Microsoft was quick to limit Bing’s AI chats to prevent disruptive responses, but it’s changing tack just days later. The company now says it will restore longer chats, and is starting to expand chats to six shifts per session (up from five) and 60 chats per day (up from 50). The daily limit will go up to 100 chats soon, Microsoft says, and regular searches will no longer count against that total. That said, don’t expect to wreak much havoc when long chats return: Microsoft wants to bring them back “responsibly.”

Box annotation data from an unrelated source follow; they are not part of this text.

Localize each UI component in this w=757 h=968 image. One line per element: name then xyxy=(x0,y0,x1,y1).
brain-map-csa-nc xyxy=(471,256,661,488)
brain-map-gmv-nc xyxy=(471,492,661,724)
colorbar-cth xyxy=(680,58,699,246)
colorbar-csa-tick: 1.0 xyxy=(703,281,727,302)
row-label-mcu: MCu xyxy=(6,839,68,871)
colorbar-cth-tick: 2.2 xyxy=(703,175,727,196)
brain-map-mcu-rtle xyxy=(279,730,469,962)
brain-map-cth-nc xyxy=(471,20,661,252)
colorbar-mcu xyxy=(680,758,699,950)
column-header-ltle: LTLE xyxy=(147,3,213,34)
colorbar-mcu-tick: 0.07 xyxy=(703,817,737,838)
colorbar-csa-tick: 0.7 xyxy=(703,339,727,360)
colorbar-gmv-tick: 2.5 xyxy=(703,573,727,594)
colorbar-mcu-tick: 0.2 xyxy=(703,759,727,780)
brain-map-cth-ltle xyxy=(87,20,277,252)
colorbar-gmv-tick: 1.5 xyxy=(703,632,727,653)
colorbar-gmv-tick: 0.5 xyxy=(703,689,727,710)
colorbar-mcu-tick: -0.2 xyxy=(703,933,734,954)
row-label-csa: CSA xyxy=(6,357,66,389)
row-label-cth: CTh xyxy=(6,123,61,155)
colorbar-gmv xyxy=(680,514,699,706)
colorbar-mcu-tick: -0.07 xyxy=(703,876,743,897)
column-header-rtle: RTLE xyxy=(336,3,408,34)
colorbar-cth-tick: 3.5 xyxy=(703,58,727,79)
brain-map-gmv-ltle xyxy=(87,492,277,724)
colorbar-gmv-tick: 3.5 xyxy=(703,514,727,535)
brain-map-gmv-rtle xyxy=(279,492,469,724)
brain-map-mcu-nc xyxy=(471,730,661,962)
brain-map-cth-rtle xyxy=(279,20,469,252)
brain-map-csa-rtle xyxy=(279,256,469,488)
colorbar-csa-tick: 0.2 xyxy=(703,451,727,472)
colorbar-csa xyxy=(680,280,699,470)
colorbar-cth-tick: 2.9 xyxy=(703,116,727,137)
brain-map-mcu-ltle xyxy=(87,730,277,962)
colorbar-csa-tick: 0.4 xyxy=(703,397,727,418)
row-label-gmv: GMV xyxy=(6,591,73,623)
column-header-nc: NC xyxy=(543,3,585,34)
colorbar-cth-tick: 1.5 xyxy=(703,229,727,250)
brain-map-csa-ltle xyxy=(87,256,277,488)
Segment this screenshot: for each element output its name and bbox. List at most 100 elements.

The tech giant is also addressing concerns that Bing’s AI may be too verbose with responses. A forthcoming test will allow you to choose a tone that is “precise” (meaning shorter, more direct responses), “creative” (longer), or “balanced.” If you’re just interested in the facts, you won’t have to read as much text to get them.

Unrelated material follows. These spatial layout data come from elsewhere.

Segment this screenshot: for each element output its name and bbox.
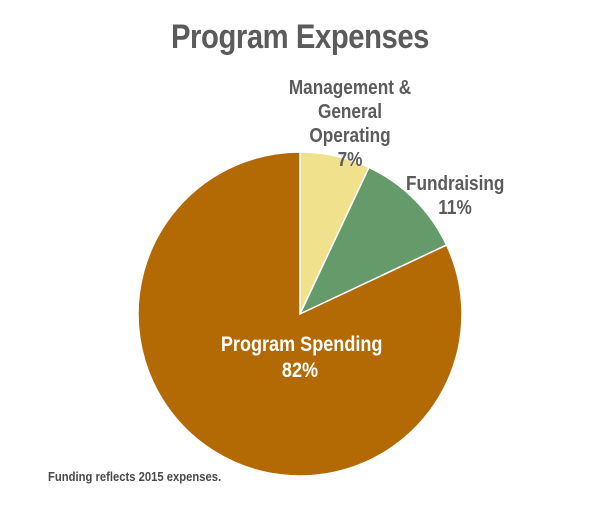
pie-slices: [137, 151, 463, 477]
slice-value-fundraising: 11%: [438, 197, 472, 219]
slice-name-fundraising: Fundraising: [405, 173, 505, 195]
slice-name-management: Management & General Operating: [288, 77, 412, 147]
slice-label-management: Management & General Operating 7%: [279, 76, 420, 172]
pie-slice-program-spending: [137, 151, 463, 477]
slice-label-program-spending: Program Spending 82%: [220, 332, 383, 384]
slice-value-management: 7%: [337, 149, 363, 171]
slice-value-program-spending: 82%: [281, 359, 319, 382]
slice-name-program-spending: Program Spending: [220, 333, 383, 356]
chart-title: Program Expenses: [170, 18, 430, 56]
pie-slice-fundraising: [298, 166, 448, 316]
footnote: Funding reflects 2015 expenses.: [48, 470, 222, 484]
slice-label-fundraising: Fundraising 11%: [406, 172, 504, 220]
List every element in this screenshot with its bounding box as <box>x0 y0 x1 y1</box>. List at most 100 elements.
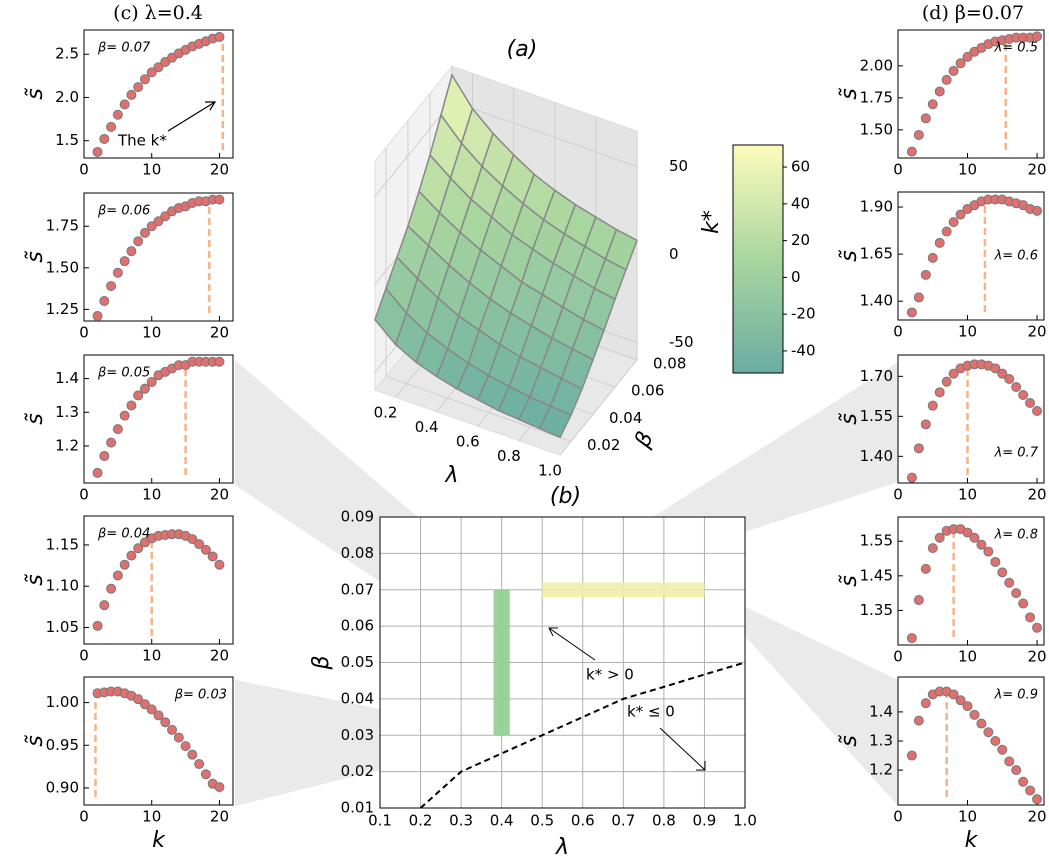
point <box>99 296 110 307</box>
point <box>187 534 198 545</box>
point <box>200 769 211 780</box>
y-tick-label: 1.70 <box>860 367 893 385</box>
x-label: λ <box>444 463 458 488</box>
point <box>106 437 117 448</box>
x-tick-label: 0 <box>79 324 89 342</box>
point <box>99 600 110 611</box>
point <box>214 194 225 205</box>
point <box>112 424 123 435</box>
point <box>99 133 110 144</box>
point <box>92 146 103 157</box>
y-tick-label: 0.09 <box>341 508 374 526</box>
point <box>906 750 917 761</box>
y-tick-label: 0.02 <box>341 762 374 780</box>
legend: λ= 0.6 <box>994 249 1038 264</box>
point <box>927 543 938 554</box>
y-label: s̃ <box>23 250 48 262</box>
legend: β= 0.07 <box>97 41 151 56</box>
y-tick-label: 1.55 <box>860 532 893 550</box>
point <box>146 67 157 78</box>
y-tick-label: 0.04 <box>609 409 642 427</box>
point <box>906 146 917 157</box>
y-tick-label: 1.65 <box>860 245 893 263</box>
point <box>1025 785 1036 796</box>
point <box>948 65 959 76</box>
y-tick-label: 1.75 <box>46 217 79 235</box>
point <box>194 759 205 770</box>
boundary-line <box>419 661 746 809</box>
x-tick-label: 10 <box>958 486 977 504</box>
arrow-head <box>696 761 706 771</box>
y-tick-label: 1.4 <box>55 369 79 387</box>
colorbar-tick-label: 40 <box>791 194 810 212</box>
point <box>920 698 931 709</box>
y-tick-label: 0.04 <box>341 689 374 707</box>
point <box>214 31 225 42</box>
legend: β= 0.04 <box>97 527 150 542</box>
point <box>934 387 945 398</box>
grid-line <box>385 375 572 442</box>
y-tick-label: 0.08 <box>653 355 686 373</box>
y-tick-label: 0.90 <box>46 778 79 796</box>
colorbar <box>732 144 784 374</box>
y-tick-label: 0.06 <box>341 617 374 635</box>
panel-title: (c) λ=0.4 <box>113 2 203 24</box>
point <box>112 109 123 120</box>
point <box>983 727 994 738</box>
point <box>997 368 1008 379</box>
point <box>976 539 987 550</box>
arrow-head <box>548 627 558 637</box>
point <box>906 472 917 483</box>
point <box>913 715 924 726</box>
y-label: β <box>630 428 659 452</box>
point <box>948 368 959 379</box>
y-tick-label: 0.05 <box>341 653 374 671</box>
y-tick-label: 1.25 <box>46 300 79 318</box>
x-tick-label: 0.9 <box>693 812 717 830</box>
point <box>99 451 110 462</box>
y-tick-label: 1.3 <box>55 403 79 421</box>
x-label: λ <box>555 835 569 860</box>
point <box>990 736 1001 746</box>
point <box>126 246 137 257</box>
y-tick-label: 1.45 <box>860 566 893 584</box>
y-tick-label: 0.06 <box>631 382 664 400</box>
point <box>146 221 157 232</box>
point <box>214 356 225 367</box>
legend: β= 0.05 <box>97 366 150 381</box>
y-tick-label: 1.10 <box>46 577 79 595</box>
point <box>207 551 218 562</box>
y-tick-label: 1.3 <box>869 732 893 750</box>
x-tick-label: 0.4 <box>415 418 439 436</box>
x-tick-label: 20 <box>210 647 229 665</box>
colorbar-tick-label: -40 <box>791 341 816 359</box>
x-tick-label: 0.2 <box>374 404 398 422</box>
point <box>153 710 164 721</box>
region <box>493 589 510 736</box>
point <box>1032 406 1043 416</box>
y-tick-label: 1.90 <box>860 198 893 216</box>
legend: β= 0.03 <box>174 688 227 703</box>
y-tick-label: 0.03 <box>341 726 374 744</box>
point <box>92 311 103 322</box>
point <box>955 695 966 706</box>
point <box>948 217 959 228</box>
point <box>1004 577 1015 588</box>
y-tick-label: 2.5 <box>55 45 79 63</box>
legend: λ= 0.7 <box>994 446 1039 461</box>
point <box>913 292 924 303</box>
y-tick-label: 1.40 <box>860 447 893 465</box>
point <box>180 741 191 752</box>
legend: λ= 0.9 <box>994 688 1038 703</box>
point <box>906 307 917 318</box>
point <box>167 724 178 735</box>
x-tick-label: 0 <box>79 486 89 504</box>
point <box>969 532 980 543</box>
x-tick-label: 0 <box>893 648 903 666</box>
x-tick-label: 10 <box>142 324 161 342</box>
point <box>955 209 966 220</box>
y-label: s̃ <box>23 734 48 746</box>
x-tick-label: 10 <box>142 486 161 504</box>
region <box>542 582 705 598</box>
grid-line <box>451 100 638 167</box>
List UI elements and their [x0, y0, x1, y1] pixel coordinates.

There may have been signs of trouble considerably earlier. As windows center gradesresearcher Dr. Gary Marcus and Nomic VP Ben Schmidt discovered that public testing of the Bing chatbot (codenamed “Sidney”) in India four months ago produced equally strange results in long sessions. We’ve asked Microsoft for feedback, but it says in its most recent blog post that the current preview is meant to catch “outlier use cases” that don’t manifest with internal testing.
Microsoft previously said it didn’t fully anticipate people using Bing AI’s longer chats for entertainment. The looser limits are an attempt to strike a balance between “feedback” in favor of those chats, as the company says, with security measures that prevent the bot from going in strange directions.